In a manner not dissimilar similar to how it took me eight years of mowing two two-acre lawns every week (I'm since retired) to start listening to podcasts, I've only just – after 11 years of running nearly every day – started listening to audiobooks (also a recent first) during the day's run. While my latent drummer muscle memory makes music-while-running a likely non-starter (as I will either run in tempo with the music or attempt to fit the music in my head to my tempo ) audiobooks present none of those difficulties (though they have their own, chief among them being a difficulty in processing everything that's coming at me, like listening to someone who won't shut up).

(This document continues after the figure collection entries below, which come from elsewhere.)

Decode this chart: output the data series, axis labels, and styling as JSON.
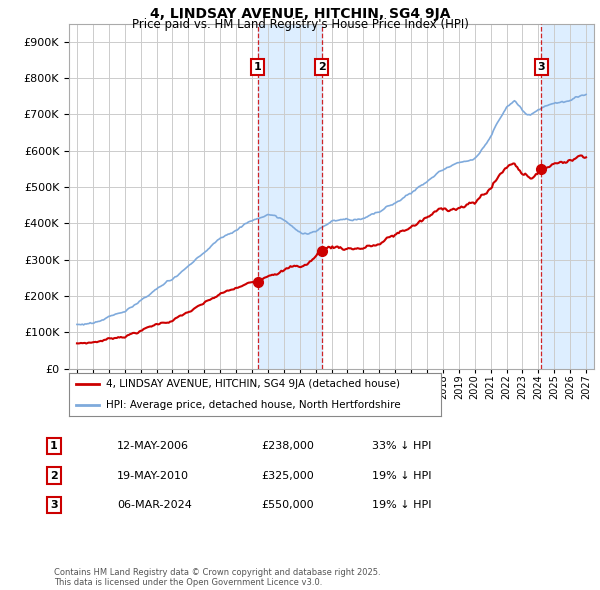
{
  "title": "4, LINDSAY AVENUE, HITCHIN, SG4 9JA",
  "subtitle": "Price paid vs. HM Land Registry's House Price Index (HPI)",
  "ylim": [
    0,
    950000
  ],
  "yticks": [
    0,
    100000,
    200000,
    300000,
    400000,
    500000,
    600000,
    700000,
    800000,
    900000
  ],
  "xlim_start": 1994.5,
  "xlim_end": 2027.5,
  "sale_dates": [
    2006.37,
    2010.38,
    2024.18
  ],
  "sale_prices": [
    238000,
    325000,
    550000
  ],
  "sale_labels": [
    "1",
    "2",
    "3"
  ],
  "hpi_color": "#7faadc",
  "price_color": "#cc0000",
  "sale_line_color": "#cc0000",
  "shade_color": "#ddeeff",
  "legend_label_price": "4, LINDSAY AVENUE, HITCHIN, SG4 9JA (detached house)",
  "legend_label_hpi": "HPI: Average price, detached house, North Hertfordshire",
  "table_rows": [
    [
      "1",
      "12-MAY-2006",
      "£238,000",
      "33% ↓ HPI"
    ],
    [
      "2",
      "19-MAY-2010",
      "£325,000",
      "19% ↓ HPI"
    ],
    [
      "3",
      "06-MAR-2024",
      "£550,000",
      "19% ↓ HPI"
    ]
  ],
  "footnote": "Contains HM Land Registry data © Crown copyright and database right 2025.\nThis data is licensed under the Open Government Licence v3.0.",
  "bg_color": "#ffffff",
  "grid_color": "#cccccc"
}
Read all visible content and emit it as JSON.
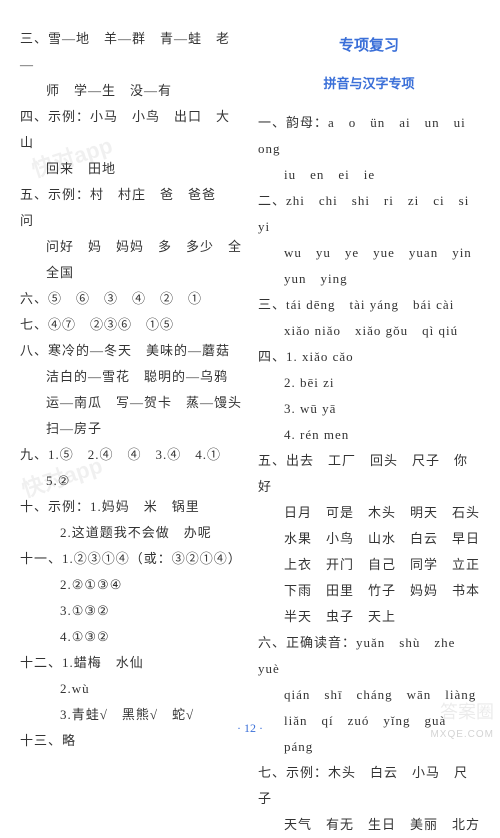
{
  "left": {
    "three": [
      "三、雪—地　羊—群　青—蛙　老—",
      "师　学—生　没—有"
    ],
    "four": [
      "四、示例：小马　小鸟　出口　大山",
      "回来　田地"
    ],
    "five": [
      "五、示例：村　村庄　爸　爸爸　问",
      "问好　妈　妈妈　多　多少　全",
      "全国"
    ],
    "six": "六、⑤　⑥　③　④　②　①",
    "seven": "七、④⑦　②③⑥　①⑤",
    "eight": [
      "八、寒冷的—冬天　美味的—蘑菇",
      "洁白的—雪花　聪明的—乌鸦",
      "运—南瓜　写—贺卡　蒸—馒头",
      "扫—房子"
    ],
    "nine": [
      "九、1.⑤　2.④　④　3.④　4.①",
      "5.②"
    ],
    "ten": [
      "十、示例：1.妈妈　米　锅里",
      "2.这道题我不会做　办呢"
    ],
    "eleven": [
      "十一、1.②③①④（或：③②①④）",
      "2.②①③④",
      "3.①③②",
      "4.①③②"
    ],
    "twelve": [
      "十二、1.蜡梅　水仙",
      "2.wù",
      "3.青蛙√　黑熊√　蛇√"
    ],
    "thirteen": "十三、略"
  },
  "right": {
    "sectionTitle": "专项复习",
    "subTitle": "拼音与汉字专项",
    "one": [
      "一、韵母：a　o　ün　ai　un　ui　ong",
      "iu　en　ei　ie"
    ],
    "two": [
      "二、zhi　chi　shi　ri　zi　ci　si　yi",
      "wu　yu　ye　yue　yuan　yin",
      "yun　ying"
    ],
    "three": [
      "三、tái dēng　tài yáng　bái cài",
      "xiǎo niǎo　xiǎo gǒu　qì qiú"
    ],
    "four": [
      "四、1. xiǎo cǎo",
      "2. bēi zi",
      "3. wū yā",
      "4. rén men"
    ],
    "five": [
      "五、出去　工厂　回头　尺子　你好",
      "日月　可是　木头　明天　石头",
      "水果　小鸟　山水　白云　早日",
      "上衣　开门　自己　同学　立正",
      "下雨　田里　竹子　妈妈　书本",
      "半天　虫子　天上"
    ],
    "six": [
      "六、正确读音：yuǎn　shù　zhe　yuè",
      "qián　shī　cháng　wān　liàng",
      "liǎn　qí　zuó　yǐng　guà",
      "páng"
    ],
    "seven": [
      "七、示例：木头　白云　小马　尺子",
      "天气　有无　生日　美丽　北方"
    ]
  },
  "pagenum": "· 12 ·",
  "watermarks": {
    "app": "快对app",
    "brand": "答案圈",
    "site": "MXQE.COM"
  }
}
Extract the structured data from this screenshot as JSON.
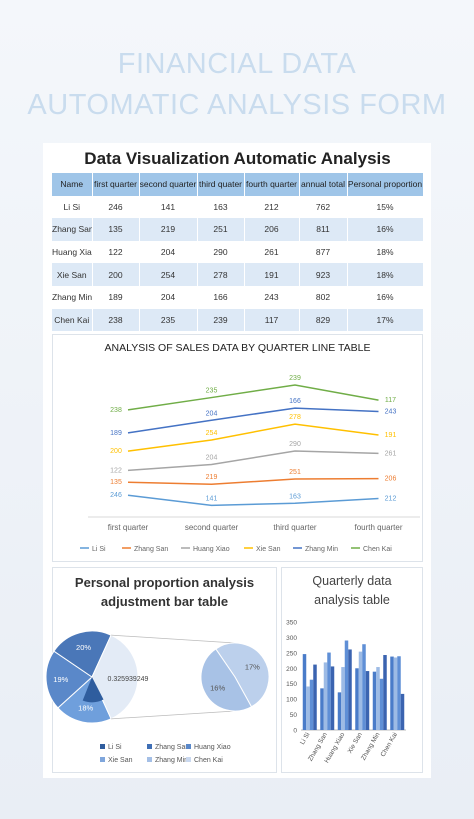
{
  "header": {
    "title_lines": [
      "FINANCIAL DATA",
      "AUTOMATIC ANALYSIS FORM"
    ]
  },
  "table": {
    "title": "Data Visualization Automatic Analysis",
    "columns": [
      "Name",
      "first quarter",
      "second quarter",
      "third quater",
      "fourth quarter",
      "annual total",
      "Personal proportion"
    ],
    "rows": [
      [
        "Li Si",
        246,
        141,
        163,
        212,
        762,
        "15%"
      ],
      [
        "Zhang San",
        135,
        219,
        251,
        206,
        811,
        "16%"
      ],
      [
        "Huang Xiao",
        122,
        204,
        290,
        261,
        877,
        "18%"
      ],
      [
        "Xie San",
        200,
        254,
        278,
        191,
        923,
        "18%"
      ],
      [
        "Zhang Min",
        189,
        204,
        166,
        243,
        802,
        "16%"
      ],
      [
        "Chen Kai",
        238,
        235,
        239,
        117,
        829,
        "17%"
      ]
    ]
  },
  "chart_data": [
    {
      "type": "line",
      "stacked": true,
      "title": "ANALYSIS OF SALES DATA BY QUARTER LINE TABLE",
      "categories": [
        "first quarter",
        "second quarter",
        "third quarter",
        "fourth quarter"
      ],
      "series": [
        {
          "name": "Li Si",
          "color": "#5b9bd5",
          "values": [
            246,
            141,
            163,
            212
          ]
        },
        {
          "name": "Zhang San",
          "color": "#ed7d31",
          "values": [
            135,
            219,
            251,
            206
          ]
        },
        {
          "name": "Huang Xiao",
          "color": "#a5a5a5",
          "values": [
            122,
            204,
            290,
            261
          ]
        },
        {
          "name": "Xie San",
          "color": "#ffc000",
          "values": [
            200,
            254,
            278,
            191
          ]
        },
        {
          "name": "Zhang Min",
          "color": "#4472c4",
          "values": [
            189,
            204,
            166,
            243
          ]
        },
        {
          "name": "Chen Kai",
          "color": "#70ad47",
          "values": [
            238,
            235,
            239,
            117
          ]
        }
      ]
    },
    {
      "type": "pie_of_pie",
      "title": "Personal proportion analysis adjustment bar table",
      "values": [
        18,
        19,
        20
      ],
      "value_labels": [
        "18%",
        "19%",
        "20%"
      ],
      "colors": [
        "#6f9fdc",
        "#5a88c9",
        "#4a77b8"
      ],
      "other": {
        "value": 0.325939249,
        "color": "#e3ebf6"
      },
      "secondary": {
        "values": [
          17,
          16
        ],
        "value_labels": [
          "17%",
          "16%"
        ],
        "colors": [
          "#bcd0ec",
          "#a8c2e6"
        ]
      },
      "legend": [
        {
          "name": "Li Si",
          "color": "#2f5d9e"
        },
        {
          "name": "Zhang San",
          "color": "#3f6fb5"
        },
        {
          "name": "Huang Xiao",
          "color": "#5a88c9"
        },
        {
          "name": "Xie San",
          "color": "#7fa6dc"
        },
        {
          "name": "Zhang Min",
          "color": "#a4bfe6"
        },
        {
          "name": "Chen Kai",
          "color": "#c9d8ef"
        }
      ]
    },
    {
      "type": "bar",
      "title": "Quarterly data analysis table",
      "categories": [
        "Li Si",
        "Zhang San",
        "Huang Xiao",
        "Xie San",
        "Zhang Min",
        "Chen Kai"
      ],
      "ylim": [
        0,
        350
      ],
      "yticks": [
        0,
        50,
        100,
        150,
        200,
        250,
        300,
        350
      ],
      "series": [
        {
          "name": "first quarter",
          "color": "#4a7cc9",
          "values": [
            246,
            135,
            122,
            200,
            189,
            238
          ]
        },
        {
          "name": "second quarter",
          "color": "#9dbbe5",
          "values": [
            141,
            219,
            204,
            254,
            204,
            235
          ]
        },
        {
          "name": "third quater",
          "color": "#5f8fd6",
          "values": [
            163,
            251,
            290,
            278,
            166,
            239
          ]
        },
        {
          "name": "fourth quarter",
          "color": "#3b64b0",
          "values": [
            212,
            206,
            261,
            191,
            243,
            117
          ]
        }
      ]
    }
  ]
}
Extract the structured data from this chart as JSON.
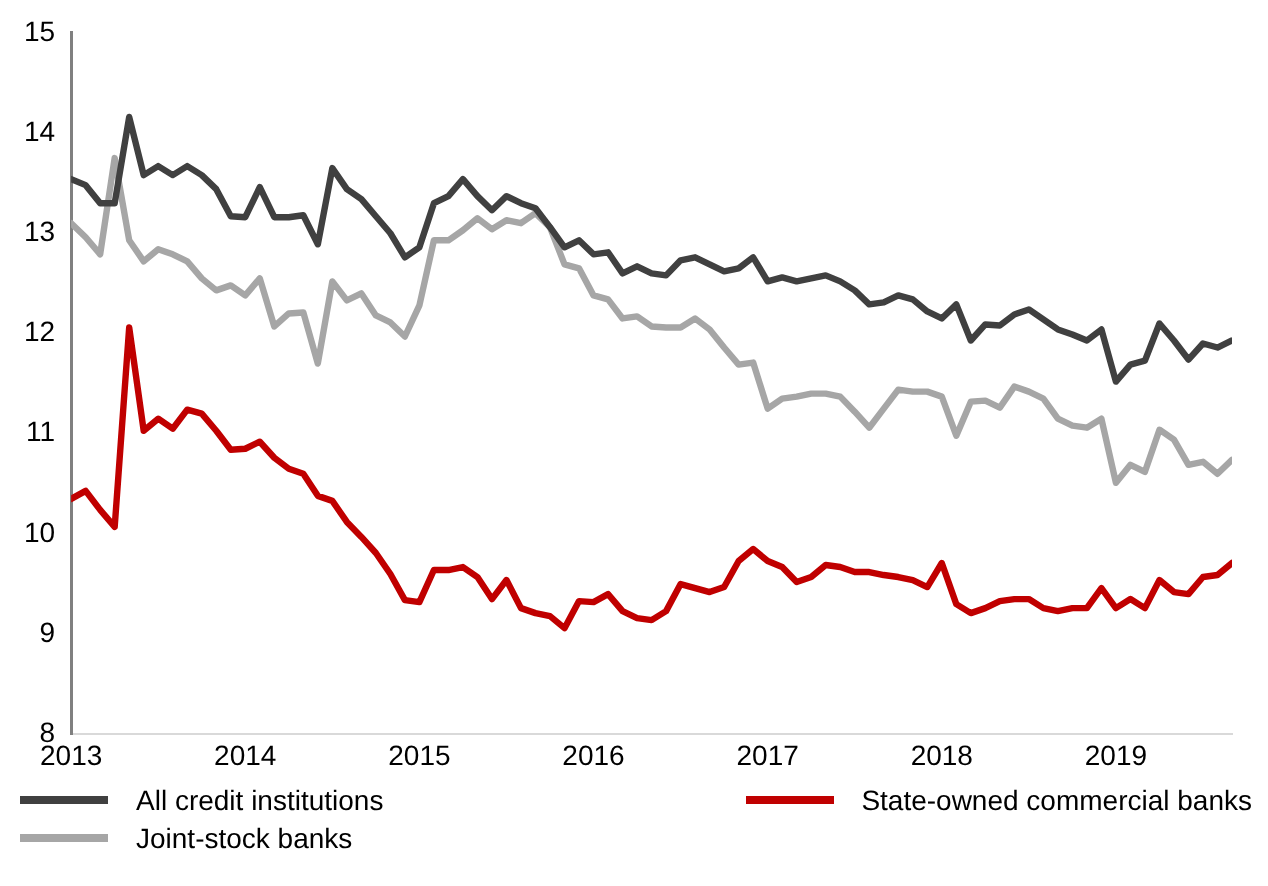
{
  "chart_data": {
    "type": "line",
    "x": [
      "2013-01",
      "2013-02",
      "2013-03",
      "2013-04",
      "2013-05",
      "2013-06",
      "2013-07",
      "2013-08",
      "2013-09",
      "2013-10",
      "2013-11",
      "2013-12",
      "2014-01",
      "2014-02",
      "2014-03",
      "2014-04",
      "2014-05",
      "2014-06",
      "2014-07",
      "2014-08",
      "2014-09",
      "2014-10",
      "2014-11",
      "2014-12",
      "2015-01",
      "2015-02",
      "2015-03",
      "2015-04",
      "2015-05",
      "2015-06",
      "2015-07",
      "2015-08",
      "2015-09",
      "2015-10",
      "2015-11",
      "2015-12",
      "2016-01",
      "2016-02",
      "2016-03",
      "2016-04",
      "2016-05",
      "2016-06",
      "2016-07",
      "2016-08",
      "2016-09",
      "2016-10",
      "2016-11",
      "2016-12",
      "2017-01",
      "2017-02",
      "2017-03",
      "2017-04",
      "2017-05",
      "2017-06",
      "2017-07",
      "2017-08",
      "2017-09",
      "2017-10",
      "2017-11",
      "2017-12",
      "2018-01",
      "2018-02",
      "2018-03",
      "2018-04",
      "2018-05",
      "2018-06",
      "2018-07",
      "2018-08",
      "2018-09",
      "2018-10",
      "2018-11",
      "2018-12",
      "2019-01",
      "2019-02",
      "2019-03",
      "2019-04",
      "2019-05",
      "2019-06",
      "2019-07",
      "2019-08",
      "2019-09"
    ],
    "series": [
      {
        "name": "All credit institutions",
        "color": "#404040",
        "values": [
          13.54,
          13.48,
          13.3,
          13.3,
          14.16,
          13.58,
          13.67,
          13.58,
          13.67,
          13.58,
          13.44,
          13.17,
          13.16,
          13.46,
          13.16,
          13.16,
          13.18,
          12.89,
          13.65,
          13.44,
          13.34,
          13.17,
          13.0,
          12.76,
          12.86,
          13.3,
          13.37,
          13.54,
          13.37,
          13.23,
          13.37,
          13.3,
          13.25,
          13.06,
          12.86,
          12.93,
          12.79,
          12.81,
          12.6,
          12.67,
          12.6,
          12.58,
          12.73,
          12.76,
          12.69,
          12.62,
          12.65,
          12.76,
          12.52,
          12.56,
          12.52,
          12.55,
          12.58,
          12.52,
          12.43,
          12.29,
          12.31,
          12.38,
          12.34,
          12.22,
          12.15,
          12.29,
          11.93,
          12.09,
          12.08,
          12.19,
          12.24,
          12.14,
          12.04,
          11.99,
          11.93,
          12.04,
          11.52,
          11.69,
          11.73,
          12.1,
          11.93,
          11.74,
          11.9,
          11.86,
          11.93
        ]
      },
      {
        "name": "State-owned commercial banks",
        "color": "#c00000",
        "values": [
          10.35,
          10.43,
          10.24,
          10.07,
          12.06,
          11.03,
          11.15,
          11.05,
          11.24,
          11.2,
          11.03,
          10.84,
          10.85,
          10.92,
          10.76,
          10.65,
          10.6,
          10.38,
          10.33,
          10.12,
          9.97,
          9.81,
          9.6,
          9.34,
          9.32,
          9.64,
          9.64,
          9.67,
          9.57,
          9.35,
          9.54,
          9.26,
          9.21,
          9.18,
          9.06,
          9.33,
          9.32,
          9.4,
          9.23,
          9.16,
          9.14,
          9.23,
          9.5,
          9.46,
          9.42,
          9.47,
          9.73,
          9.85,
          9.73,
          9.67,
          9.52,
          9.57,
          9.69,
          9.67,
          9.62,
          9.62,
          9.59,
          9.57,
          9.54,
          9.47,
          9.71,
          9.3,
          9.21,
          9.26,
          9.33,
          9.35,
          9.35,
          9.26,
          9.23,
          9.26,
          9.26,
          9.46,
          9.26,
          9.35,
          9.26,
          9.54,
          9.42,
          9.4,
          9.57,
          9.59,
          9.71
        ]
      },
      {
        "name": "Joint-stock banks",
        "color": "#a6a6a6",
        "values": [
          13.1,
          12.96,
          12.79,
          13.75,
          12.93,
          12.72,
          12.84,
          12.79,
          12.72,
          12.55,
          12.43,
          12.48,
          12.38,
          12.55,
          12.07,
          12.2,
          12.21,
          11.7,
          12.52,
          12.33,
          12.4,
          12.18,
          12.11,
          11.97,
          12.28,
          12.93,
          12.93,
          13.03,
          13.15,
          13.04,
          13.13,
          13.1,
          13.2,
          13.06,
          12.69,
          12.65,
          12.38,
          12.34,
          12.15,
          12.17,
          12.07,
          12.06,
          12.06,
          12.15,
          12.04,
          11.86,
          11.69,
          11.71,
          11.25,
          11.35,
          11.37,
          11.4,
          11.4,
          11.37,
          11.22,
          11.06,
          11.25,
          11.44,
          11.42,
          11.42,
          11.37,
          10.98,
          11.32,
          11.33,
          11.26,
          11.47,
          11.42,
          11.35,
          11.15,
          11.08,
          11.06,
          11.15,
          10.51,
          10.69,
          10.62,
          11.04,
          10.94,
          10.69,
          10.72,
          10.6,
          10.74
        ]
      }
    ],
    "xlim": [
      "2013-01",
      "2019-09"
    ],
    "xticks": [
      {
        "value": "2013-01",
        "label": "2013"
      },
      {
        "value": "2014-01",
        "label": "2014"
      },
      {
        "value": "2015-01",
        "label": "2015"
      },
      {
        "value": "2016-01",
        "label": "2016"
      },
      {
        "value": "2017-01",
        "label": "2017"
      },
      {
        "value": "2018-01",
        "label": "2018"
      },
      {
        "value": "2019-01",
        "label": "2019"
      }
    ],
    "ylim": [
      8,
      15
    ],
    "yticks": [
      8,
      9,
      10,
      11,
      12,
      13,
      14,
      15
    ],
    "grid": false,
    "legend": "bottom",
    "marker": "none",
    "line_style": "solid"
  }
}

General practice: if I like what I'm hearing – as I do now, with Rick Rubin reading his own THE CREATIVE ACT (reminds me of David Lynch's CATCHING THE BIG FISH) – I buy the physical book both for easy revisitation and as a repository of noted memory. Along with Rubin, the other one that got that treatment was James Clear's ATOMIC HABITS (excellent, by the way. Might re-listen at some point). What both have in common was that the author themselves read the book; in Rubin's case particularly, it felt like / feels like I'm working with him; I get why artists want to. Can't imagine standard audiobook guy voice having the same impact – though standard audiobook guy reading certain lines is amusing in and of itself.
Sticking with non-fiction of the manual/idea variety for now (though I might add poetry), things that I have a harder time making myself make the time to sit and read each day. Philosophy, too.